Cessation d'activité libérale : obligations de conservation des données de santé et risques de nonconformité

Situation

La cessation d'activité libérale d'un médecin généraliste engage des obligations spécifiques en matière de conservation et de transmission des données de santé des patients. Leur non-respect expose à des sanctions disciplinaires et pénales.

Contexte

Dans le cadre du renforcement du partenariat HAS–CNIL sur les bonnes pratiques du numérique en santé, la gestion des données en fin d'exercice fait l'objet d'une attention accrue. Les médecins libéraux sont soumis aux dispositions du RGPD, du code de déontologie médicale et des textes spécifiques à l'hébergement des données de santé (HDS). La méconnaissance de ces règles constitue un facteur de risque majeur pour les praticiens en fin de carrière.

Ce qui est confirmé

Le Conseil national de l'Ordre des médecins rappelle que tout médecin demeure responsable de ses données de patients après la cessation de son activité. Le dossier médical doit être conservé pendant 20 ans à compter de la dernière consultation ; les documents comptables, 30 ans. L'hébergement doit obligatoirement être confié à un prestataire certifié hébergeur de données de santé (HDS). L'utilisation de supports non certifiés (boîte mail personnelle, cloud grand public) constitue une violation des obligations légales, passible d'amendes jusqu'à 6 000 € et de sanctions disciplinaires pouvant aller jusqu'à la radiation.

Ce qui pose question

Les délais de conservation varient selon la nature des documents, et leur articulation n'est pas toujours clairement présentée aux praticiens. L'absence d'accompagnement structuré à destination des médecins en fin de carrière crée une vulnérabilité systémique. La frontière opérationnelle entre conservation légale et violation du RGPD reste floue pour nombre de praticiens exerçant seuls.

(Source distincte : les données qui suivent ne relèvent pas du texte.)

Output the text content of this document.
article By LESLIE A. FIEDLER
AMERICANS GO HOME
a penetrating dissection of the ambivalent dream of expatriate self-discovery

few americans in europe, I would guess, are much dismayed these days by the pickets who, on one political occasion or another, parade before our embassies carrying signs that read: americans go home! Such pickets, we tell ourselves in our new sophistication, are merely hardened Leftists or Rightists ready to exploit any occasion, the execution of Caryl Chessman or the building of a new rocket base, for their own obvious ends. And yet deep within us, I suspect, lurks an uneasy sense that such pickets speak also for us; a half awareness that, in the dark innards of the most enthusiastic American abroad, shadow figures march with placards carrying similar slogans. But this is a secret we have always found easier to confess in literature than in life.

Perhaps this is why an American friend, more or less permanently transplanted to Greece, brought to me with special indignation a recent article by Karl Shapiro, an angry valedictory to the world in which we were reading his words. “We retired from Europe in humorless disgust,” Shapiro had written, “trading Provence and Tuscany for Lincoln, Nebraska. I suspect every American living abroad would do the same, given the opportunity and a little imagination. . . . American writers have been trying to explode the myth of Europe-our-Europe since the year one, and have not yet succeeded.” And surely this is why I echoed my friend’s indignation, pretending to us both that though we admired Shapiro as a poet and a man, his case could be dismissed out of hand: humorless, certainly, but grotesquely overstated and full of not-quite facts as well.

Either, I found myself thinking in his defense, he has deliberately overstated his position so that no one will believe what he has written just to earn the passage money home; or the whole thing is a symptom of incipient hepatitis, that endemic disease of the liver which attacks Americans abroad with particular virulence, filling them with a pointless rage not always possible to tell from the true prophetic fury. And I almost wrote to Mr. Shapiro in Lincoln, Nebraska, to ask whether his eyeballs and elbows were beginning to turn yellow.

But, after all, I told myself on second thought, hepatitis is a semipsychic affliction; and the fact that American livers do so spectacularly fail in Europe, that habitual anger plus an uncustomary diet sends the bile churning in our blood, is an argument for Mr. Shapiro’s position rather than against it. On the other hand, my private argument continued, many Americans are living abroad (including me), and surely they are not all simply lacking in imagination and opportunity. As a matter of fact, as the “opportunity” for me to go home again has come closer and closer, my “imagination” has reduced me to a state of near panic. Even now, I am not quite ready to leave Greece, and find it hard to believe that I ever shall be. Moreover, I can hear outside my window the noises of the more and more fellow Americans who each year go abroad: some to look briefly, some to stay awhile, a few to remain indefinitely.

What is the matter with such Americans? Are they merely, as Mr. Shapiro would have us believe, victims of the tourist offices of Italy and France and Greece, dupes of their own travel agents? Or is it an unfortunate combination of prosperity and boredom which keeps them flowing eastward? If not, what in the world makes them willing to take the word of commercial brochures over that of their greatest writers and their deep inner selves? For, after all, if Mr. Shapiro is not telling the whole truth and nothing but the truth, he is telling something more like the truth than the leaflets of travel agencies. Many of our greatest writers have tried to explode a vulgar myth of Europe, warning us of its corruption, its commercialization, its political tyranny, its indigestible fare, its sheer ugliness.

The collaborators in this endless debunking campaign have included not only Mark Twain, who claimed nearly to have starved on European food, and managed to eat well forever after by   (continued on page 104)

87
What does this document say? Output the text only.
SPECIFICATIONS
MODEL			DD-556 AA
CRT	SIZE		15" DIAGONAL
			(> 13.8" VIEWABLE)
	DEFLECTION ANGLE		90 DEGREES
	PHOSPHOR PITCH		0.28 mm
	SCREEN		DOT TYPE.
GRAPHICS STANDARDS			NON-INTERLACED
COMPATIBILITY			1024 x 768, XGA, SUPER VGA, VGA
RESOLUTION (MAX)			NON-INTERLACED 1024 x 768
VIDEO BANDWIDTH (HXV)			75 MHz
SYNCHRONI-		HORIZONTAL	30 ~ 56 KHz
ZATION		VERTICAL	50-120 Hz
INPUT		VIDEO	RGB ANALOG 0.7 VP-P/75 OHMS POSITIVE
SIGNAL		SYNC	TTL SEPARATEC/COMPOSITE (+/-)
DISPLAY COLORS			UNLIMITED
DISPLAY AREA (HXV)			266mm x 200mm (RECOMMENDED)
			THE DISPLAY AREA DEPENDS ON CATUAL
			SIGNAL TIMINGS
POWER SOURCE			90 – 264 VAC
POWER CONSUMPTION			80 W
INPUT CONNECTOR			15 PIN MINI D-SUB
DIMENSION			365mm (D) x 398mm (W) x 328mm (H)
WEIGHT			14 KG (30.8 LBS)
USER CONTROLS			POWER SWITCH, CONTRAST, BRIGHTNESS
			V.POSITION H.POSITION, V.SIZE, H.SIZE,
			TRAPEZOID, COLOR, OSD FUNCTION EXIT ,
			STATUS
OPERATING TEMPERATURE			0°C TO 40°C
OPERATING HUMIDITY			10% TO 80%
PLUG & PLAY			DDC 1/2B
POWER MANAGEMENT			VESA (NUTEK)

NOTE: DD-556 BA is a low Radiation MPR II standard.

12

L'impact financier & organisationnel

L'archivage post-cessation chez un hébergeur certifié représente un coût récurrent à intégrer dans le plan de cessation. À défaut, les sanctions financières (amendes documentées entre 3 000 et 6 000 €) et disciplinaires peuvent significativement alourdir le bilan de fin d'activité. La transmission des dossiers à un confrère ou à l'Ordre constitue une obligation dont l'inexécution peut être requalifiée en abandon de patients.

Le regard du Cercle

La cessation d'activité médicale n'est pas un simple arrêt de travail : elle constitue un processus juridiquement encadré dont les obligations perdurent bien au-delà de la dernière consultation. L'intensification des contrôles HAS–CNIL rend d'autant plus nécessaire une anticipation rigoureuse. Le principal écueil est organisationnel : l'absence de procédure structurée, dans une pratique libérale souvent solitaire, favorise les erreurs de bonne foi aux conséquences disproportionnées.

Recommandations

Médecin en fin de carrière : Contacter le conseil départemental de l'Ordre au moins 6 mois avant la date prévue de cessation pour obtenir un accompagnement personnalisé sur les obligations de transfert et d'archivage.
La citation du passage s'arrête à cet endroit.